The UK government plans to ban public bodies from paying ransoms to hackers, while private companies must inform authorities if they intend to meet ransom demands.
The measures were announced on Tuesday by home office security minister Dan Jarvis and are intended to signal to cybercriminals that the UK is united in its stance against ransomware – malicious software that locks data until a payment is made.
The plan follows major ransomware attacks on the British Library in 2023 and NHS hospitals in London last summer.
Jonathon Ellison, director of national resilience at the National Cyber Security Centre, said ransomware “remains a serious and evolving threat, and organisations must not become complacent”.
He said: “These new measures help undermine the criminal ecosystem that is causing harm across our economy.

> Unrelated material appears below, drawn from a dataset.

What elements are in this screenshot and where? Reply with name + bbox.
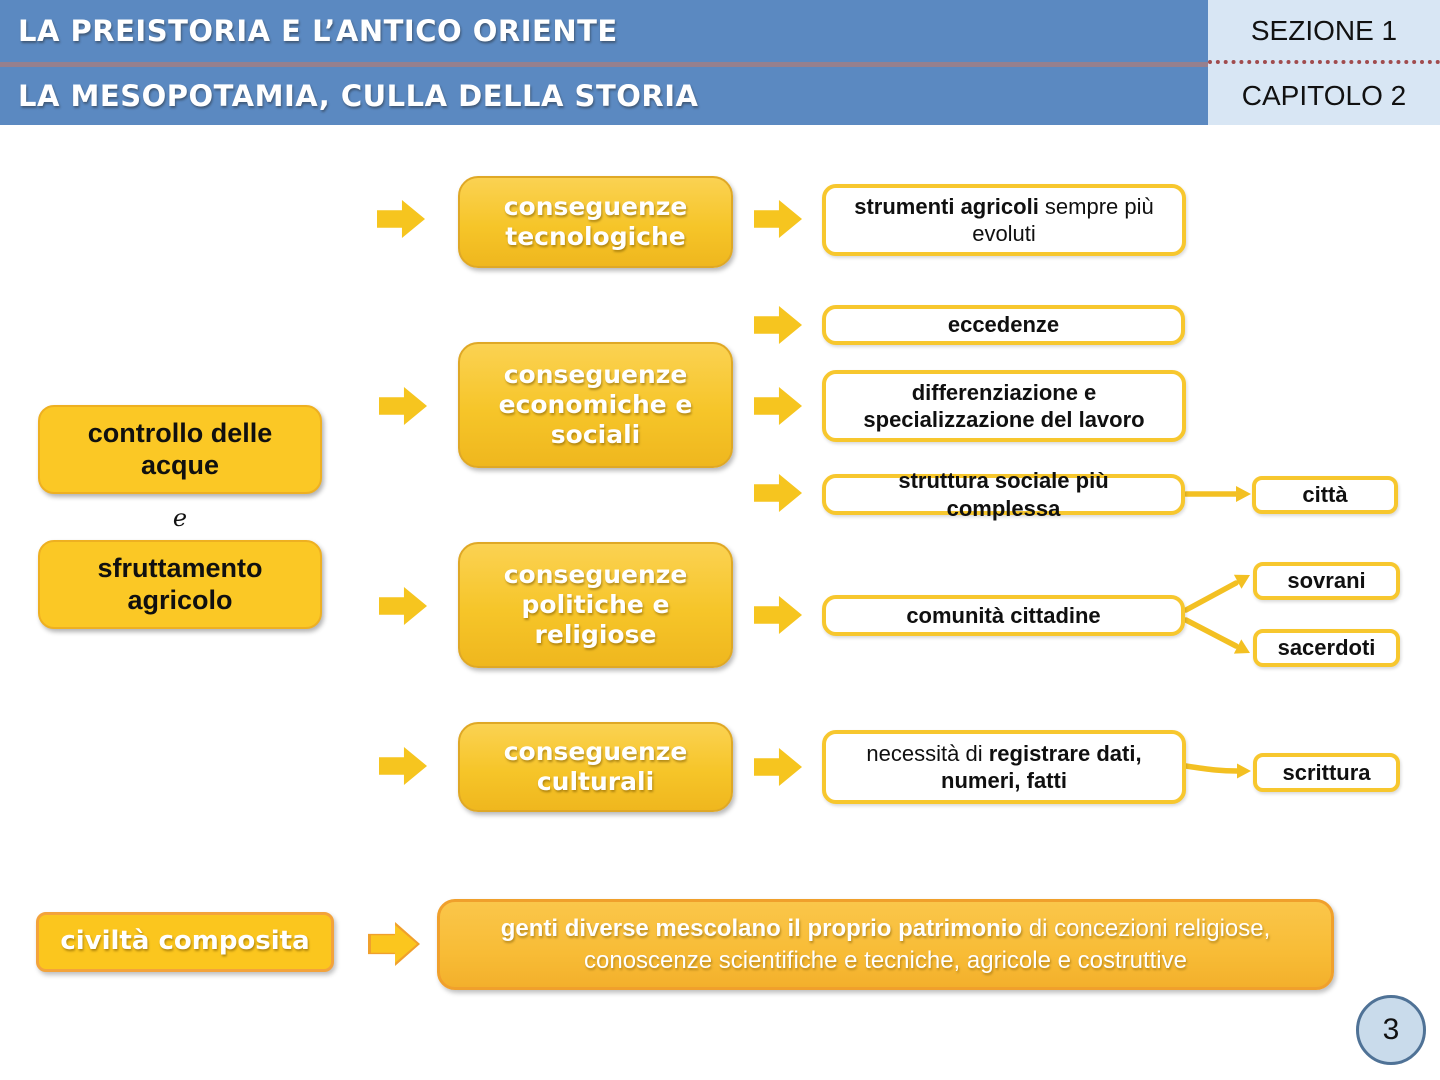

“All businesses should strengthen their defences using proven frameworks such as Cyber Essentials and our free Early Warning service, and be prepared to respond to incidents, recover quickly, and maintain continuity if the worst happens.”
Nearly three-quarters of consultation responses backed the proposal, which would prohibit public sector bodies and operators of critical national infrastructure – including the NHS, local councils and schools – from paying ransom demands.
Industry estimates suggest ransomware gangs received more than US$1bn (£741m) globally from victims in 2023.
However, Alan Woodward, a computer security expert at the Surrey Centre for Cyber Security, noted that UK public authorities are not known to pay.
He said the new measures appear designed to make the UK’s position clearer to cybercriminal groups, including well-known offenders such as LockBit and Evil Corp.
Woodward said: “Some of the criminals may not know this and so communicating this could be valuable in that hackers will read that there is no point in attacking.
“I am not sure it will change anything in practice, but it puts everyone on notice so there can be no confusion.”
Businesses not covered by the ban would be required to notify the government if they intend to pay a ransom.
The Home Office said it could then offer advice, including alerts if any payment risks breaching the law by funding sanctioned cybercriminal groups, many of which are based in Russia.
Jarvis said: “By working in partnership with industry to advance these measures, we are sending a clear signal that the UK is united in the fight against ransomware.”
He added that the aim was to “smash the cybercriminal business model”.
Consultation documents stated: “This type of crime only works if the potential victims are willing to pay the ransom that the gangs demand.
“Academic research suggests that criminals operating in this area will assess the level of ransom they can set, and the profit they will expect to make, against the probability that the victim will pay.”